Although adults with elevated circulating CML concentrations were shown to be at higher risk of cardiovascular and all-cause mortality (Kilhovd et al., 2007; Semba et al., 2009a, Semba et al., 2009b), the factors that contribute to higher CML levels have not been completely elucidated. Many studies show that impaired renal function is associated with higher circulating CML levels (Semba et al., 2010a). A previous study conducted in the Baltimore Longitudinal Study of Aging showed that abnormal glucose metabolism was not a major determinant of serum CML concentrations (Semba et al., 2010b). The present study suggests that the consumption of foods that are considered high in AGEs is not a major determinant of serum or urinary CML. However, a limitation of the present study is that the data are observational.

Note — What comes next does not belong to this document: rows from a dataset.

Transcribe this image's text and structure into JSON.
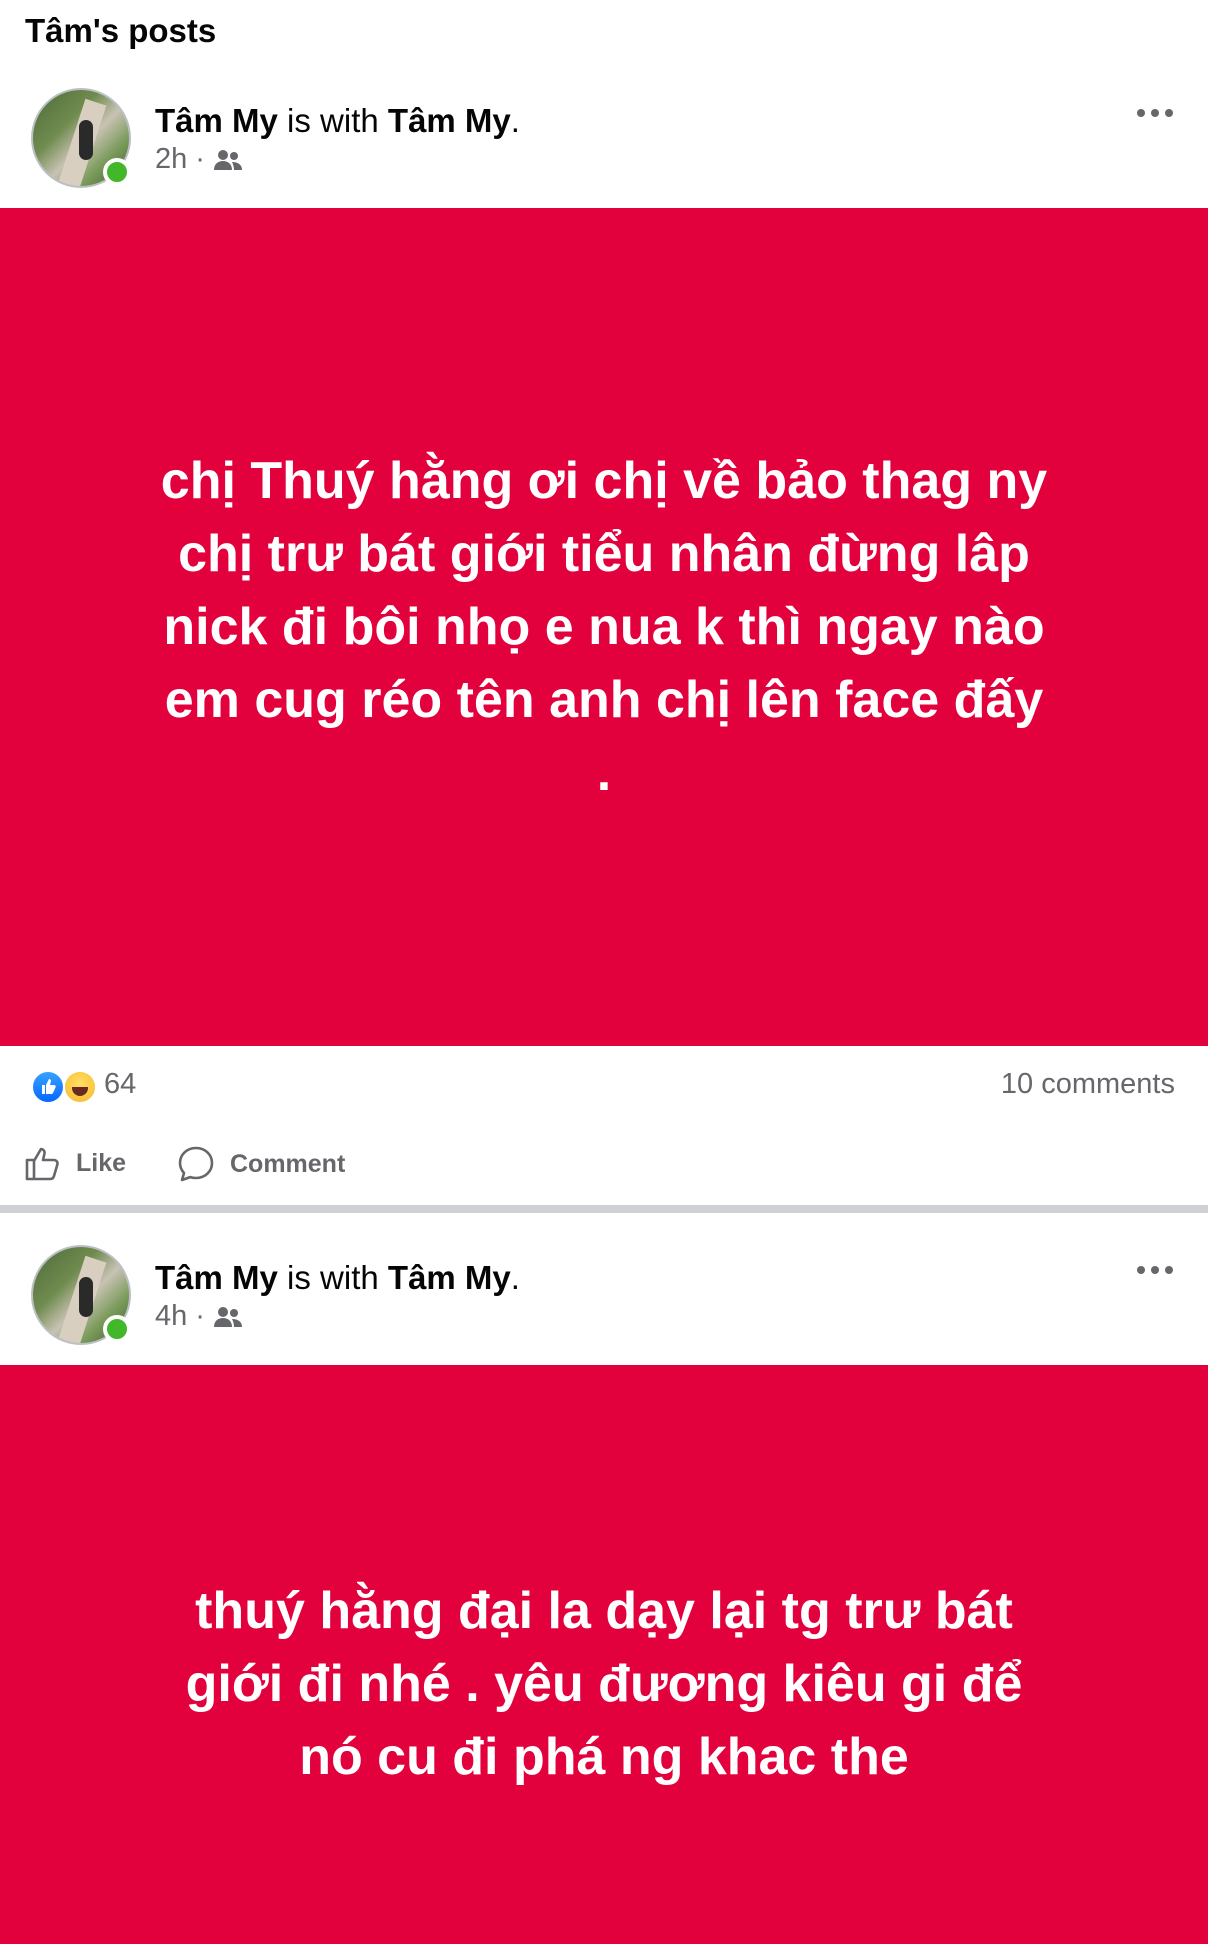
{
  "page": {
    "section_title": "Tâm's posts"
  },
  "posts": [
    {
      "author": "Tâm My",
      "with_text": "is with",
      "tagged": "Tâm My",
      "period": ".",
      "time": "2h",
      "audience_icon": "friends-icon",
      "content": "chị Thuý hằng ơi chị về bảo thag ny\nchị trư bát giới tiểu nhân đừng lâp\nnick đi bôi nhọ e nua k thì ngay nào\nem cug réo tên anh chị lên face đấy\n.",
      "background_color": "#e2003d",
      "reaction_count": "64",
      "comments": "10 comments",
      "like_label": "Like",
      "comment_label": "Comment"
    },
    {
      "author": "Tâm My",
      "with_text": "is with",
      "tagged": "Tâm My",
      "period": ".",
      "time": "4h",
      "audience_icon": "friends-icon",
      "content": "thuý hằng đại la dạy lại tg trư bát\ngiới đi nhé . yêu đương kiêu gi để\nnó cu đi phá ng khac the",
      "background_color": "#e2003d"
    }
  ]
}
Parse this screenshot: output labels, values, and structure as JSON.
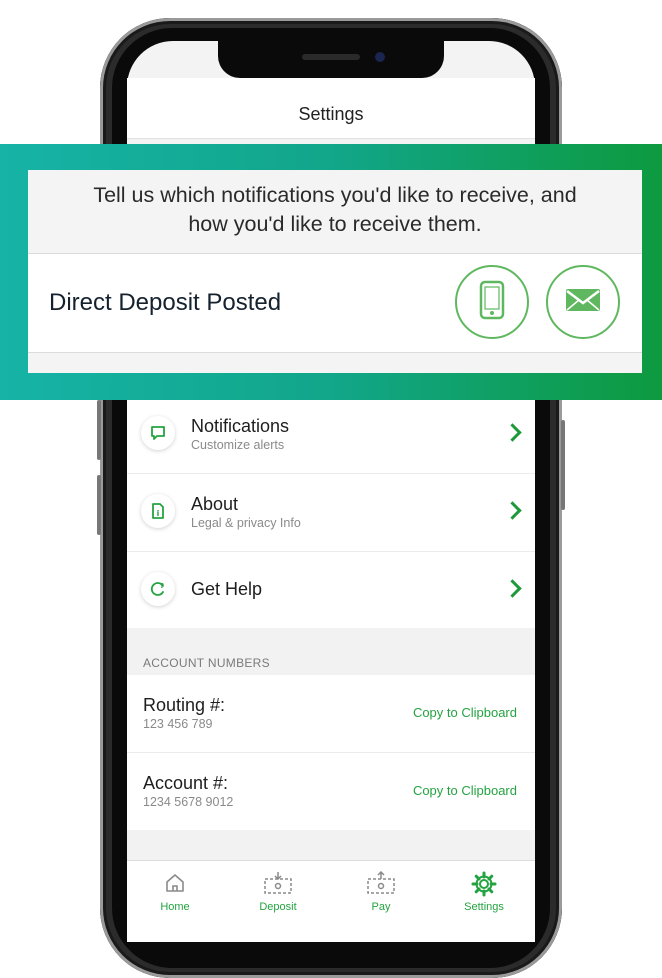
{
  "header": {
    "title": "Settings"
  },
  "callout": {
    "message_line1": "Tell us which notifications you'd like to receive, and",
    "message_line2": "how you'd like to receive them.",
    "preference_label": "Direct Deposit Posted",
    "channels": [
      {
        "icon": "phone-icon"
      },
      {
        "icon": "email-icon"
      }
    ]
  },
  "menu": {
    "items": [
      {
        "title": "Notifications",
        "subtitle": "Customize alerts",
        "icon": "chat-bubble-icon"
      },
      {
        "title": "About",
        "subtitle": "Legal & privacy Info",
        "icon": "document-info-icon"
      },
      {
        "title": "Get Help",
        "subtitle": "",
        "icon": "help-bubble-icon"
      }
    ]
  },
  "account_numbers": {
    "section_header": "ACCOUNT NUMBERS",
    "rows": [
      {
        "label": "Routing #:",
        "value": "123 456 789",
        "action": "Copy to Clipboard"
      },
      {
        "label": "Account #:",
        "value": "1234 5678 9012",
        "action": "Copy to Clipboard"
      }
    ]
  },
  "tabs": [
    {
      "label": "Home",
      "icon": "home-icon"
    },
    {
      "label": "Deposit",
      "icon": "deposit-icon"
    },
    {
      "label": "Pay",
      "icon": "pay-icon"
    },
    {
      "label": "Settings",
      "icon": "gear-icon"
    }
  ],
  "colors": {
    "accent_green": "#24a341",
    "gradient_start": "#16b3a6",
    "gradient_end": "#0d9a3f"
  }
}
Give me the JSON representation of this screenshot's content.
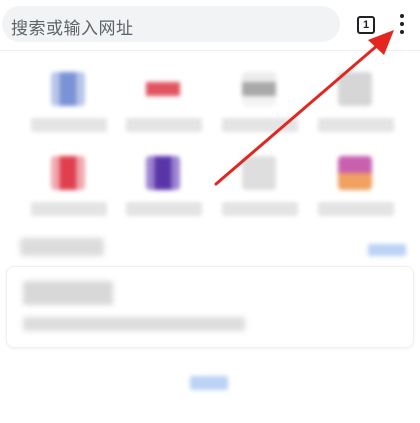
{
  "toolbar": {
    "search_placeholder": "搜索或输入网址",
    "tab_count": "1",
    "menu_icon": "more-vert-icon"
  },
  "shortcuts": [
    {
      "icon_color": "#7b93d6"
    },
    {
      "icon_color": "#e05560"
    },
    {
      "icon_color": "#a8a8a8"
    },
    {
      "icon_color": "#d6d6d6"
    },
    {
      "icon_color": "#e0404e"
    },
    {
      "icon_color": "#5a35a8"
    },
    {
      "icon_color": "#dedede"
    },
    {
      "icon_color": "#c860b0"
    }
  ],
  "colors": {
    "annotation_arrow": "#e3261f",
    "search_bg": "#f1f3f4",
    "link_blue": "#bcd3f5"
  }
}
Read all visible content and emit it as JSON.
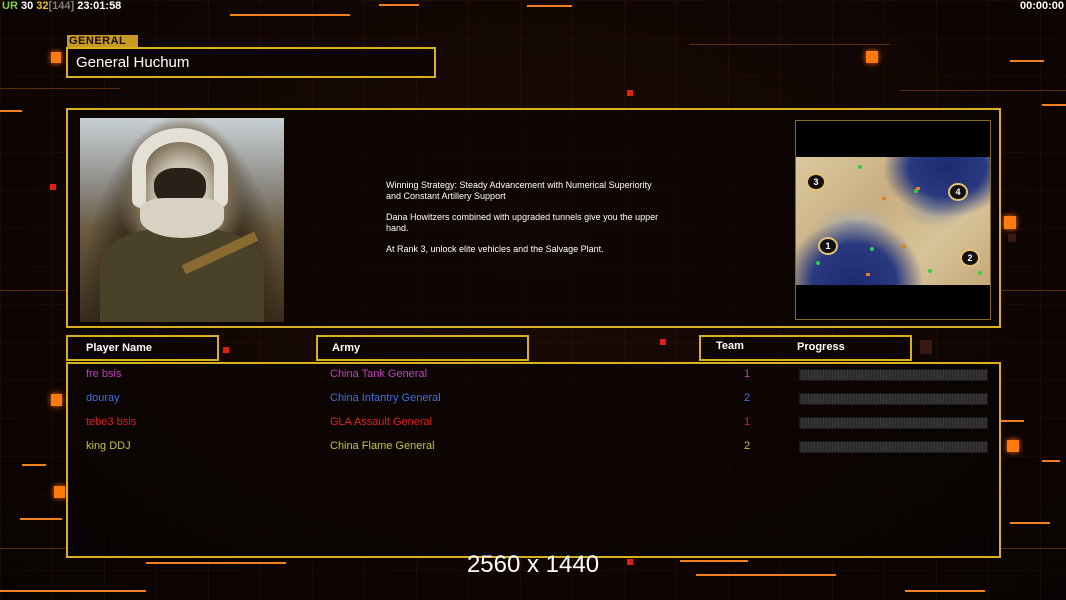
{
  "topbar": {
    "ur": "UR",
    "n1": "30",
    "n2": "32",
    "n3": "[144]",
    "clock": "23:01:58",
    "timer": "00:00:00"
  },
  "general": {
    "tag": "GENERAL",
    "name": "General Huchum",
    "description": [
      "Winning Strategy: Steady Advancement with Numerical Superiority\n and Constant Artillery Support",
      "Dana Howitzers combined with upgraded tunnels give you the upper\n hand.",
      "At Rank 3, unlock elite vehicles and the Salvage Plant."
    ]
  },
  "minimap": {
    "spawns": [
      "1",
      "2",
      "3",
      "4"
    ]
  },
  "headers": {
    "player": "Player Name",
    "army": "Army",
    "team": "Team",
    "progress": "Progress"
  },
  "players": [
    {
      "name": "fre bsis",
      "army": "China Tank General",
      "team": "1",
      "color": "#c040c0",
      "progress": 0
    },
    {
      "name": "douray",
      "army": "China Infantry General",
      "team": "2",
      "color": "#4070e0",
      "progress": 0
    },
    {
      "name": "tebe3 bsis",
      "army": "GLA Assault General",
      "team": "1",
      "color": "#e02020",
      "progress": 0
    },
    {
      "name": "king DDJ",
      "army": "China Flame General",
      "team": "2",
      "color": "#c8c040",
      "progress": 0
    }
  ],
  "resolution": "2560 x 1440"
}
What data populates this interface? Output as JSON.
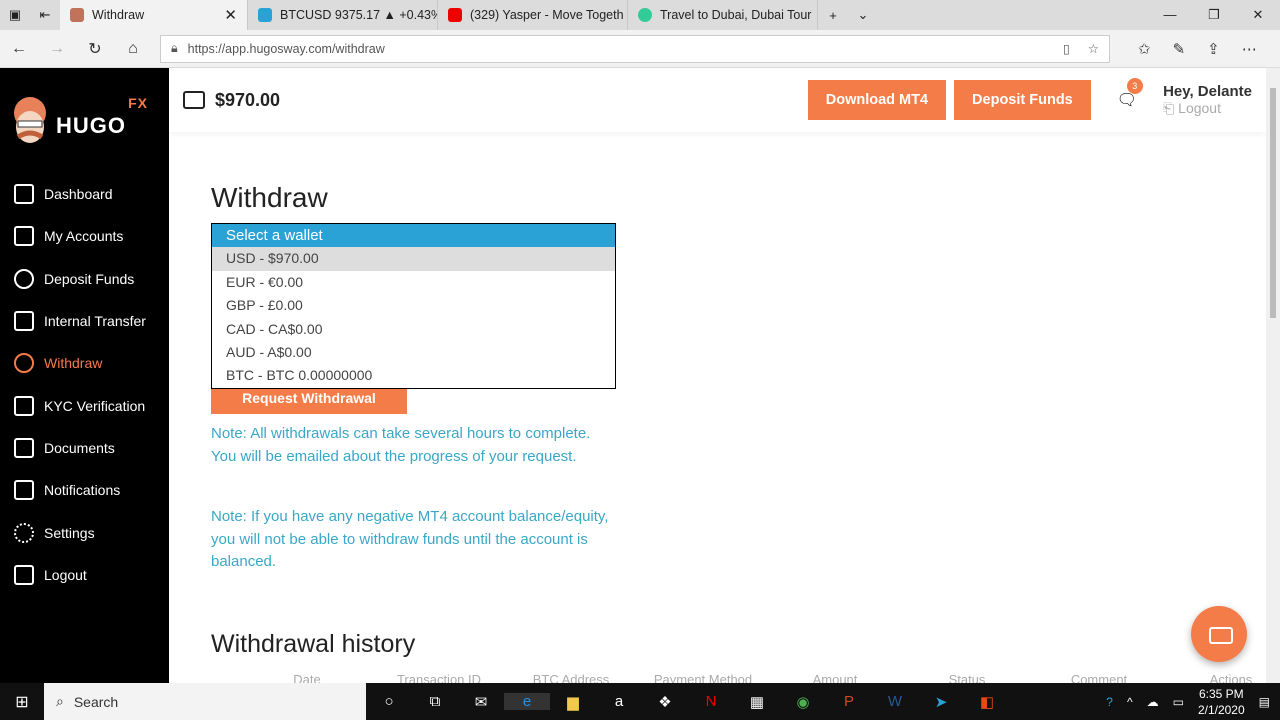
{
  "browser": {
    "tabs": [
      {
        "title": "Withdraw",
        "active": true,
        "favicon_color": "#c0735a"
      },
      {
        "title": "BTCUSD 9375.17 ▲ +0.43%",
        "favicon_color": "#2aa2d6"
      },
      {
        "title": "(329) Yasper - Move Togeth",
        "favicon_color": "#e00"
      },
      {
        "title": "Travel to Dubai, Dubai Tour",
        "favicon_color": "#3c9"
      }
    ],
    "url": "https://app.hugosway.com/withdraw"
  },
  "brand": {
    "name": "HUGO",
    "suffix": "FX",
    "accent": "#f47c48"
  },
  "sidebar": {
    "items": [
      {
        "label": "Dashboard"
      },
      {
        "label": "My Accounts"
      },
      {
        "label": "Deposit Funds"
      },
      {
        "label": "Internal Transfer"
      },
      {
        "label": "Withdraw",
        "active": true
      },
      {
        "label": "KYC Verification"
      },
      {
        "label": "Documents"
      },
      {
        "label": "Notifications"
      },
      {
        "label": "Settings"
      },
      {
        "label": "Logout"
      }
    ]
  },
  "header": {
    "balance": "$970.00",
    "download_label": "Download MT4",
    "deposit_label": "Deposit Funds",
    "notif_count": "3",
    "greeting": "Hey, Delante",
    "logout": "Logout"
  },
  "main": {
    "title": "Withdraw",
    "select": {
      "options": [
        "Select a wallet",
        "USD - $970.00",
        "EUR - €0.00",
        "GBP - £0.00",
        "CAD - CA$0.00",
        "AUD - A$0.00",
        "BTC - BTC 0.00000000"
      ]
    },
    "request_label": "Request Withdrawal",
    "note1": "Note: All withdrawals can take several hours to complete. You will be emailed about the progress of your request.",
    "note2": "Note: If you have any negative MT4 account balance/equity, you will not be able to withdraw funds until the account is balanced.",
    "history_title": "Withdrawal history",
    "columns": [
      "Date",
      "Transaction ID",
      "BTC Address",
      "Payment Method",
      "Amount",
      "Status",
      "Comment",
      "Actions"
    ]
  },
  "taskbar": {
    "search": "Search",
    "time": "6:35 PM",
    "date": "2/1/2020"
  }
}
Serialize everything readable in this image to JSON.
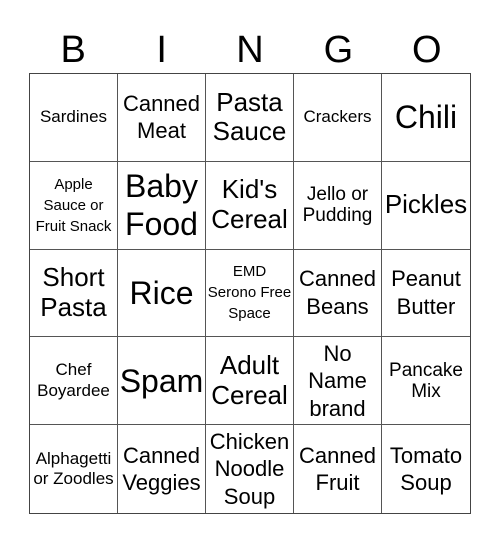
{
  "header": [
    "B",
    "I",
    "N",
    "G",
    "O"
  ],
  "cells": [
    {
      "text": "Sardines",
      "size": "s-xs"
    },
    {
      "text": "Canned Meat",
      "size": "s-m"
    },
    {
      "text": "Pasta Sauce",
      "size": "s-l"
    },
    {
      "text": "Crackers",
      "size": "s-xs"
    },
    {
      "text": "Chili",
      "size": "s-xl"
    },
    {
      "text": "Apple Sauce or Fruit Snack",
      "size": "s-xxs"
    },
    {
      "text": "Baby Food",
      "size": "s-xl"
    },
    {
      "text": "Kid's Cereal",
      "size": "s-l"
    },
    {
      "text": "Jello or Pudding",
      "size": "s-s"
    },
    {
      "text": "Pickles",
      "size": "s-l"
    },
    {
      "text": "Short Pasta",
      "size": "s-l"
    },
    {
      "text": "Rice",
      "size": "s-xl"
    },
    {
      "text": "EMD Serono Free Space",
      "size": "s-xxs"
    },
    {
      "text": "Canned Beans",
      "size": "s-m"
    },
    {
      "text": "Peanut Butter",
      "size": "s-m"
    },
    {
      "text": "Chef Boyardee",
      "size": "s-xs"
    },
    {
      "text": "Spam",
      "size": "s-xl"
    },
    {
      "text": "Adult Cereal",
      "size": "s-l"
    },
    {
      "text": "No Name brand",
      "size": "s-m"
    },
    {
      "text": "Pancake Mix",
      "size": "s-s"
    },
    {
      "text": "Alphagetti or Zoodles",
      "size": "s-xs"
    },
    {
      "text": "Canned Veggies",
      "size": "s-m"
    },
    {
      "text": "Chicken Noodle Soup",
      "size": "s-m"
    },
    {
      "text": "Canned Fruit",
      "size": "s-m"
    },
    {
      "text": "Tomato Soup",
      "size": "s-m"
    }
  ]
}
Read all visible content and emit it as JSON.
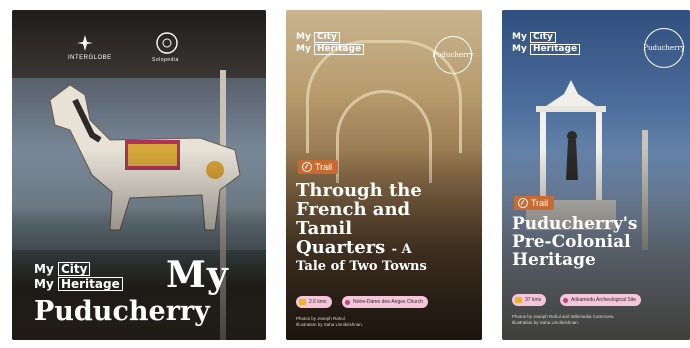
{
  "cards": [
    {
      "logos": [
        "INTERGLOBE",
        "Solopedia"
      ],
      "brand": {
        "line1": "My",
        "line1_box": "City",
        "line2": "My",
        "line2_box": "Heritage"
      },
      "title_line1": "My",
      "title_line2": "Puducherry"
    },
    {
      "brand": {
        "line1": "My",
        "line1_box": "City",
        "line2": "My",
        "line2_box": "Heritage"
      },
      "stamp": "Puducherry",
      "tag": "Trail",
      "title": [
        "Through the",
        "French and",
        "Tamil",
        "Quarters",
        "- A",
        "Tale of Two Towns"
      ],
      "distance": "2.6 kms",
      "start": "Notre-Dame des-Anges Church",
      "credits": [
        "Photos by Joseph Rahul.",
        "Illustration by Saha Unnikrishnan."
      ]
    },
    {
      "brand": {
        "line1": "My",
        "line1_box": "City",
        "line2": "My",
        "line2_box": "Heritage"
      },
      "stamp": "Puducherry",
      "tag": "Trail",
      "title": [
        "Puducherry's",
        "Pre-Colonial",
        "Heritage"
      ],
      "distance": "37 kms",
      "start": "Arikamedu Archeological Site",
      "credits": [
        "Photos by Joseph Rahul and Wikimedia Commons.",
        "Illustration by Saha Unnikrishnan."
      ]
    }
  ],
  "colors": {
    "tag": "#c86b33",
    "pill": "#f3c7d9",
    "pill_icon": "#f0b31d"
  },
  "icons": [
    "interglobe-logo-icon",
    "solopedia-logo-icon",
    "trail-compass-icon",
    "distance-icon",
    "location-pin-icon"
  ]
}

Future controlled intervention studies are needed in which serum and urinary CML are measured in subjects receiving well-defined, isocaloric diets that are either high or low in CML, where CML has been measured in the foods using careful preparation to reduce matrix effects and gold standard techniques such as liquid chromatography-mass spectrometry. In addition, future work is need to characterize the relative contributions of intracellular formation of CML and dietary CML to circulating and urinary CML using carefully conducted stable isotope studies.
Supported by National Institutes of Health Grants R01 CA105048, R01 AG027012, R01 AG029148, R01 HL094507, R37 AG019905, and the Intramural Research Program, National Institute on Aging, NIH.
Conflict of Interest
The authors declare no conflict of interest.